Auch die Strategie durch die Sperrung des Landes zu militärischen Zwecken Abu Raheds Familie den Zugang zu ihren Weideflächen zu verbieten, lässt sich überall in der Westbank beobachten. Zwischen 1967 und 2014 wurden insgesamt 10.000 Hektar Land in der Westbank vom Militär beschlagnahmt. Auf 40% aller Gebiete, die für militärische Zwecke gesperrt oder beschlagnahmt wurden, sind im Verlauf der darauffolgenden Jahre illegale Siedlungen entstanden4. 80% aller militärischen Trainingsgebiete in der Westbank werden nie für militärische Trainingszwecke genutzt5.

Zahlen von UNOCHA belegen: für PalästinenserInnen steigt das Risiko Opfer von Gewalttaten der SiedlerInnen oder des Militärs zu werden eklatant, wenn sie in der Nähe einer illegalen Siedlung leben2. Gerhard Horton von der NGO „Military Court Watch“ fasst die Situation sinngemäß folgendermaßen zusammen: kein Staat kann 620,0003 seiner eigenen BürgerInnen erlauben, in den von ihm besetzten Gebieten zu leben und dauerhaft ihre Sicherheit gewährleisten, ohne dass sich die Armee die Hände schmutzig machen muss und gezwungen ist, jegliche Art des Widerstandes der einheimischen Bevölkerung sofort und brutal zu unterdrücken.

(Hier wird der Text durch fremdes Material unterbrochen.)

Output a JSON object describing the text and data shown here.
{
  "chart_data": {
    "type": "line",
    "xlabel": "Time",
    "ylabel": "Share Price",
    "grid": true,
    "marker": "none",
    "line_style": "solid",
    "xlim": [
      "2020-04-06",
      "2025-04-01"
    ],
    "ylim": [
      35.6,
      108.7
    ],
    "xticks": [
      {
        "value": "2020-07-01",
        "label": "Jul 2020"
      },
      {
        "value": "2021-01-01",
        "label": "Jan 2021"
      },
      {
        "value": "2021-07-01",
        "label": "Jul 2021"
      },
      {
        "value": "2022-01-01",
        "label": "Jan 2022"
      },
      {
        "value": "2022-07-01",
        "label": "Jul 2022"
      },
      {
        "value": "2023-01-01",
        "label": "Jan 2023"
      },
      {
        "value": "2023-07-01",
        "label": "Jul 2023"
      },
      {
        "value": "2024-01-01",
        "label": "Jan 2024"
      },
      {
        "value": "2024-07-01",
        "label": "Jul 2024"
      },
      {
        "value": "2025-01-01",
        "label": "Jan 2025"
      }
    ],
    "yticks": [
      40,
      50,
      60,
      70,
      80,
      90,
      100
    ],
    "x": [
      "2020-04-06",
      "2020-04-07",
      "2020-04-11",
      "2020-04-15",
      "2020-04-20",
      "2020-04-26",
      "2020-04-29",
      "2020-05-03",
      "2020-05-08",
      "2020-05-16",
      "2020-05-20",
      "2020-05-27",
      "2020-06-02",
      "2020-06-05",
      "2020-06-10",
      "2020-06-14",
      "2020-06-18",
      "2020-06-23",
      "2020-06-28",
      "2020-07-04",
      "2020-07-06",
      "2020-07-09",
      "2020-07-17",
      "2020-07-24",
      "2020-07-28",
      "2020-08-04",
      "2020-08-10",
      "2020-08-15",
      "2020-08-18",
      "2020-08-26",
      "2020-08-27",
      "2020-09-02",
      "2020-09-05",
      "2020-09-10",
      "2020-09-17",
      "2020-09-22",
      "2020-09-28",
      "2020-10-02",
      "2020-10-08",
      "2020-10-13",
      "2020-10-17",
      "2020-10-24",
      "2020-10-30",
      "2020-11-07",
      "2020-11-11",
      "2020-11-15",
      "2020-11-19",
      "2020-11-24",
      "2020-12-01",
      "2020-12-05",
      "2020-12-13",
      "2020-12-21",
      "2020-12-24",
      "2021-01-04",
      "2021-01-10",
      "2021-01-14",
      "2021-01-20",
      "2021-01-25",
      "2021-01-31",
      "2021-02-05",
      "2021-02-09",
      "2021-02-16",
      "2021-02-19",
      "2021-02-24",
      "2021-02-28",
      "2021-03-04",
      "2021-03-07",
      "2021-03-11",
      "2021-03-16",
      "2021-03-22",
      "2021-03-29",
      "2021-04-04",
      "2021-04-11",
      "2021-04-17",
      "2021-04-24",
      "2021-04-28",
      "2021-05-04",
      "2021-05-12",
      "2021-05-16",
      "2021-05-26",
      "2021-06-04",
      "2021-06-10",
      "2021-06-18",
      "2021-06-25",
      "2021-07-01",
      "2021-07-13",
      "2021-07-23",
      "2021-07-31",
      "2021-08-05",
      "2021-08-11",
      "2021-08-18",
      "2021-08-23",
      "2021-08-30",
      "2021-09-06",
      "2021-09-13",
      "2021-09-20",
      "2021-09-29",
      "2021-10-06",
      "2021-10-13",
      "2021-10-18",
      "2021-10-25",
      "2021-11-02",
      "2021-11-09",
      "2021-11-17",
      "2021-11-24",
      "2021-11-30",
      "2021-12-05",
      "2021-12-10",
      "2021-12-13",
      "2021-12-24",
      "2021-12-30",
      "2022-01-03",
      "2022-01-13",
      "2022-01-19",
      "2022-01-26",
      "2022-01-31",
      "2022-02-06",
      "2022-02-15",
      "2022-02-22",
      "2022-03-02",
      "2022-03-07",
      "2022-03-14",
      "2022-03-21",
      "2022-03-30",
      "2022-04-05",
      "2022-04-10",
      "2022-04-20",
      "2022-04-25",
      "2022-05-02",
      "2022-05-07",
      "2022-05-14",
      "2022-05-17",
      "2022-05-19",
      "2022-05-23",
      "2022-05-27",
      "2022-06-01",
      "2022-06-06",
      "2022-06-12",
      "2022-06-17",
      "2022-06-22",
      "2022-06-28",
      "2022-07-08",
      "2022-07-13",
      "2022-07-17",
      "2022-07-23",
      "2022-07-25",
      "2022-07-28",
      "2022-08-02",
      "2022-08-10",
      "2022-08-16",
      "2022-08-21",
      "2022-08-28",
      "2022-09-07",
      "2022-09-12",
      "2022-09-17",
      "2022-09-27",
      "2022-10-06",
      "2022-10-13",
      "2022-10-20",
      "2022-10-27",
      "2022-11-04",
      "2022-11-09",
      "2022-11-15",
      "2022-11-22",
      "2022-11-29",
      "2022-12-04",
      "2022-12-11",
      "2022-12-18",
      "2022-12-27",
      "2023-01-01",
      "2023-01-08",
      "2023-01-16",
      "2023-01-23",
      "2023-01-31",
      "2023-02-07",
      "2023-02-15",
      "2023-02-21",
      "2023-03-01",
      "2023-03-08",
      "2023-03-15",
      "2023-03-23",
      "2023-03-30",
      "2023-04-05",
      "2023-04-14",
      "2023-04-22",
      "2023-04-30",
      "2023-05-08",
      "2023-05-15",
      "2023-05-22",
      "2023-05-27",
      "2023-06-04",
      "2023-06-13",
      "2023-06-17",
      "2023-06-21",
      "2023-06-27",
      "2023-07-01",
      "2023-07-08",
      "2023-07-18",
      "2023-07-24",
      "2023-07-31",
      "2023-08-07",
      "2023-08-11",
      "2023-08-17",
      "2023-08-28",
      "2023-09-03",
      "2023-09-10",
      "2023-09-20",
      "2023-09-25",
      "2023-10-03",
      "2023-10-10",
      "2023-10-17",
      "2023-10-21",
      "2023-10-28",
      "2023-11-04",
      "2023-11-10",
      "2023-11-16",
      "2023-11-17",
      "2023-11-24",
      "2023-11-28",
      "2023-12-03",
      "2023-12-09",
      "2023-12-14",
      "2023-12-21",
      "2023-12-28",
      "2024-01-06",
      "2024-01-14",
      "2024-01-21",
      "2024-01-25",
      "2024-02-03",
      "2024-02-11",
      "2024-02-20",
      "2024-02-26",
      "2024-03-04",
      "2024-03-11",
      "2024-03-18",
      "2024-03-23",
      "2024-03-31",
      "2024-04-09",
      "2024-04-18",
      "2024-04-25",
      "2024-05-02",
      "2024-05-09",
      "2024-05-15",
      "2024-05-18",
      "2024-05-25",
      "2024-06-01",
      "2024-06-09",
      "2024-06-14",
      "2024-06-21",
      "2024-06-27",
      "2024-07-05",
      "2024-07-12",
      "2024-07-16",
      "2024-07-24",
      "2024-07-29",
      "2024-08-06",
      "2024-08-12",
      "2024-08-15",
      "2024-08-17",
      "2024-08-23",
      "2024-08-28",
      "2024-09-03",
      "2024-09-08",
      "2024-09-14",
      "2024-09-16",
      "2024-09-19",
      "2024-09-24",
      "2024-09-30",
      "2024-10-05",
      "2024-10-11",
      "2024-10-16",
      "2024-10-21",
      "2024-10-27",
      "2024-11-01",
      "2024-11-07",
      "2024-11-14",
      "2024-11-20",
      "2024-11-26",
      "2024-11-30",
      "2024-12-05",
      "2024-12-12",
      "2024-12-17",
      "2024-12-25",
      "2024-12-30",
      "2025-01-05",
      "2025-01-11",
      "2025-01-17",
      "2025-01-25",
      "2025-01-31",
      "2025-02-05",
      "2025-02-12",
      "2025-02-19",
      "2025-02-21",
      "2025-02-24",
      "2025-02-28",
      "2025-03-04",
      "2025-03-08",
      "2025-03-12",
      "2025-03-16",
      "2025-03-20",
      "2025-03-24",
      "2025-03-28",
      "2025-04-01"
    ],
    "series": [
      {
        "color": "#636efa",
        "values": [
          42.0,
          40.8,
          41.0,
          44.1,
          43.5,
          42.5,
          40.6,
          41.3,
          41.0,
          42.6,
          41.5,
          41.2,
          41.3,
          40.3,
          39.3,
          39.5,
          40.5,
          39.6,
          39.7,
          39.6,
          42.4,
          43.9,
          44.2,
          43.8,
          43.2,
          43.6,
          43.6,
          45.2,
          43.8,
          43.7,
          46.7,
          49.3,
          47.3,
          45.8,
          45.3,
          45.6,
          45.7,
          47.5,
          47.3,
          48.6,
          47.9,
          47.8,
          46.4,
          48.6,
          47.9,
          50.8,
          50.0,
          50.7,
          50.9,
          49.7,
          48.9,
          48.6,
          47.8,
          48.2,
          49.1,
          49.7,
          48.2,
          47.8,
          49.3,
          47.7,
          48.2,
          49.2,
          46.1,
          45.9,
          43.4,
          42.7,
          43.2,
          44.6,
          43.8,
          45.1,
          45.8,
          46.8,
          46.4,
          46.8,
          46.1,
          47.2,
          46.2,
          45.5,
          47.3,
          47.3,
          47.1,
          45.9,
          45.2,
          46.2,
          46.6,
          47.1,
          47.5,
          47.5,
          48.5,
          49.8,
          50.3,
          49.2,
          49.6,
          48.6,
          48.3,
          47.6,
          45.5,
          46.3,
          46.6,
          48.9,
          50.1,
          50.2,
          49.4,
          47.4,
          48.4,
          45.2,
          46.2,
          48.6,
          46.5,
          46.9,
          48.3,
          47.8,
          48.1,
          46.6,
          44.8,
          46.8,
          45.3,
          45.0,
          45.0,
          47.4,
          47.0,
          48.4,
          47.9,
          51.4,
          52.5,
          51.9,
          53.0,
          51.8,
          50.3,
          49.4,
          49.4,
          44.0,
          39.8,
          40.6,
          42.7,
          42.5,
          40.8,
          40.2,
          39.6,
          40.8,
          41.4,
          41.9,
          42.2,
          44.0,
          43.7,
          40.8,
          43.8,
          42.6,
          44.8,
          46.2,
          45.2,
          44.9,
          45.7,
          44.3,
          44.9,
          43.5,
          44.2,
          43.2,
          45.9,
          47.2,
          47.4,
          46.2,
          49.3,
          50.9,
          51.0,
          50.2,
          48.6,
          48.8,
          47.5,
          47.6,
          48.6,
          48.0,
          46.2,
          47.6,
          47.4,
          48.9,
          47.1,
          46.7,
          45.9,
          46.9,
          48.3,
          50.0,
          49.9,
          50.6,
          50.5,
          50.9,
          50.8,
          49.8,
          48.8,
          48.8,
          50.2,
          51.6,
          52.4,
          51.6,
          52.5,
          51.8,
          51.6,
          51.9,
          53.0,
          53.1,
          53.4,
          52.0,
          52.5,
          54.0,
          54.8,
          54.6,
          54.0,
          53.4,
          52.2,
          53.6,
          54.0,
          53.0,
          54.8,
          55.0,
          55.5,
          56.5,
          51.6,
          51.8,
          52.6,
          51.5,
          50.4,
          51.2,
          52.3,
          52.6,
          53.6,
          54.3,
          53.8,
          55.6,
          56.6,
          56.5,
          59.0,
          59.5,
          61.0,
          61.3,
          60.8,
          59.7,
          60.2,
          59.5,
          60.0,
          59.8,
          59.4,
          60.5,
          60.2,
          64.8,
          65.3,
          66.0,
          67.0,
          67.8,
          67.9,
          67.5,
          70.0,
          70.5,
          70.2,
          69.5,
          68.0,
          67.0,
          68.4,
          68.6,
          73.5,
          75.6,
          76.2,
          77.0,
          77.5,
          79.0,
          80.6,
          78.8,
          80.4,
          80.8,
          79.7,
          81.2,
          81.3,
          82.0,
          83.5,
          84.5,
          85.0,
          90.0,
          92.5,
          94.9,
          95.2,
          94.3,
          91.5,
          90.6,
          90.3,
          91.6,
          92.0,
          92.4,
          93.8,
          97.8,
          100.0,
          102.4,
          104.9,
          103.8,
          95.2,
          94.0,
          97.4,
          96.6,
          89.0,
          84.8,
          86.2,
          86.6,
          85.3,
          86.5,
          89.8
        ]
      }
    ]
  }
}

Vergleicht man die Zahlen der letzten Opfer von Gewalttaten der jeweils anderen Seite miteinander, zeigt sich, dass die israelischen Verteidigungskräfte einen guten Job machen ihre Bevölkerung zu schützen. Seit Beginn des Jahres 2017 bis heute wurden 534 PalästinnenserInnen von Israelis in der Westbank getötet und 24 israelische StaatsbürgerInnen von PalästinnenserInnen, 11 davon SiedlerInnen sowie 13 SoldatInnen. 14.900 PalästinenserInnen wurden durch den Konflikt verwundet und 238 Israelis (davon 119 SiedlerInnen) 2. Die Aufgabe, die den israelischen Verteidigungskräften in der Siedlungspolitik zukommt, ist es also, zum einen den Widerstand der einheimischen Bevölkerung gegen die unrechtmäßige Besiedlung durch israelische BürgerInnen gewaltsam zu unterdrücken, und zum anderen Bedingungen zu schaffen, die den weiteren Ausbau von illegalen Siedlungen fördern.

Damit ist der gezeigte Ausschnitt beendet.